New research commissioned by the Football Foundation has revealed that the majority of people believe having enough good quality local sports sites would help reduce the sort of social unrest and antisocial activity that hit new heights in recent weeks.
When asked about the effect increasing and improving sports facilities in their region:
• Almost 60% of the 1,100 adults surveyed believe that improving sporting facilities for young people would reduce anti-social behaviour
• Half say it would stop groups and gangs from hanging around street corners
• While 40% say it would increase their sense of pride in the community
• A significant number of respondents believe more/better facilities could prevent children and young people joining gangs (40%), as well as reducing crime (37%).
The Football Foundation believes that the beautiful game can help nurture respect, giving young individuals the opportunity to gain and display respect to team mates and their sporting opposition. Since it was launched in 2000 the Foundation has funded more than 1,500 new or upgraded local sports facilities across the country, with investment provided by the Premier League, The FA and Government (via Sport England). Participation has increased on average by 10.5% at sites that the Foundation has invested in.
The findings were backed by former Premier League and England player, Dion Dublin, who is a supporter of the grassroots game and who recently visited a new Football Foundation site in Leicester, where he played in his youth.
Dion said: “Having enough good quality local sports facilities is incredibly important for sport at all levels. Every player, myself included, started at the grassroots so it is vital that we have the platform to nurture the next generation of talent.
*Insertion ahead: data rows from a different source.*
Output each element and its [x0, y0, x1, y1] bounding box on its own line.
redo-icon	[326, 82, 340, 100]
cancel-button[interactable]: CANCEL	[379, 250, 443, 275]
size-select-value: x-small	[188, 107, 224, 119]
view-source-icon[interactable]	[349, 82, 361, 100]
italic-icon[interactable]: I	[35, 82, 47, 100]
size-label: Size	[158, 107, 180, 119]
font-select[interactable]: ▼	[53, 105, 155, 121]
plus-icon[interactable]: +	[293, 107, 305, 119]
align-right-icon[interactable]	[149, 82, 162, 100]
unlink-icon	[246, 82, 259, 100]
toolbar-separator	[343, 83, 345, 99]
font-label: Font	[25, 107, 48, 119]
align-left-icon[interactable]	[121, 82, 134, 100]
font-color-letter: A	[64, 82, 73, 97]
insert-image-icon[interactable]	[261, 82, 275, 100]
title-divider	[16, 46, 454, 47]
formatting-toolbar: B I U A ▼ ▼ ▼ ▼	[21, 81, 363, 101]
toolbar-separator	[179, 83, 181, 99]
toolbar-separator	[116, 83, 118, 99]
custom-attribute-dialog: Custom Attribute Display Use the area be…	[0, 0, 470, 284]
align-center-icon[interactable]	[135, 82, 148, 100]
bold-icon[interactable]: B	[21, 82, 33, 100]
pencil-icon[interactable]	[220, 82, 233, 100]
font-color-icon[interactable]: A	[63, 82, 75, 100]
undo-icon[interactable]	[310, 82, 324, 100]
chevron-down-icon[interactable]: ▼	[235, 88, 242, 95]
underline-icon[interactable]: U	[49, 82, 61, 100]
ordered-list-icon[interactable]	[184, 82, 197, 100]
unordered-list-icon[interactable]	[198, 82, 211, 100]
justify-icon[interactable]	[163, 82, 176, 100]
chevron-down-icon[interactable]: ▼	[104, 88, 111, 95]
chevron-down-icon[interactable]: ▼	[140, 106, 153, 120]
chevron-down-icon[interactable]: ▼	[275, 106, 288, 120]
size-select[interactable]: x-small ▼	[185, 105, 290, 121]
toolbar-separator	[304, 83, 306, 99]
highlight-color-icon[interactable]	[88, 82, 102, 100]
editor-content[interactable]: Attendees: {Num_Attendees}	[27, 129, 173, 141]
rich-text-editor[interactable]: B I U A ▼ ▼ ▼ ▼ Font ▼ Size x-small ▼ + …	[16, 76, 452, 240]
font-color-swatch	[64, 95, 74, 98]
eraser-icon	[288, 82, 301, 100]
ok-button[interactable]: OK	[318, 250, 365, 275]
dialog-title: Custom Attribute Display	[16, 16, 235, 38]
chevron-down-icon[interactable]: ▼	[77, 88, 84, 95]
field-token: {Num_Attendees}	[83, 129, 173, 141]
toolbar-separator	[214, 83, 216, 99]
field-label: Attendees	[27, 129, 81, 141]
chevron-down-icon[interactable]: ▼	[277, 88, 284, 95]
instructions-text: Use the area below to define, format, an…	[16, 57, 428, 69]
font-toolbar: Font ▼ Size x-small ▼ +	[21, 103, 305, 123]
“But it’s also essential for society as a whole: football and other sports are a great way to let off steam and to stay fit and healthy. We are not going to be able to encourage people to get active if they have nowhere to play their sports and we are way behind other countries in that regard.
“That’s why I’m supporting the work of the Football Foundation. I’ve seen at first hand the massive difference the Football Foundation is making by building better facilities for local people, both where I grew up and across the country, with investment from the Premier League, The FA and Government.”
Paul Thorogood, Chief Executive of the Football Foundation, added: “The Football Foundation’s robust evaluation systems have consistently demonstrated how quality facilities provided in the right areas can significantly help to increase participation in sport generally and provide positive alternative activity for young people in particular.
“This latest research demonstrates the importance the general public places on having access to good quality local sports facilities, not just for playing sport, but as a critical component to exploiting the undoubted power of sport to address issues of social cohesion and health, especially among young people. The Foundation has done a great deal, over the past 11 years, to develop local sports facilities where they are most needed; however, it can only do so much with the resources it has. Much more could and needs to be done.
“The Foundation will continue to work hard to improve this country’s local sports infrastructure with our core funders, the Premier League, The FA, the Government and other key partners, such as Barclays and the Greater London Authority.”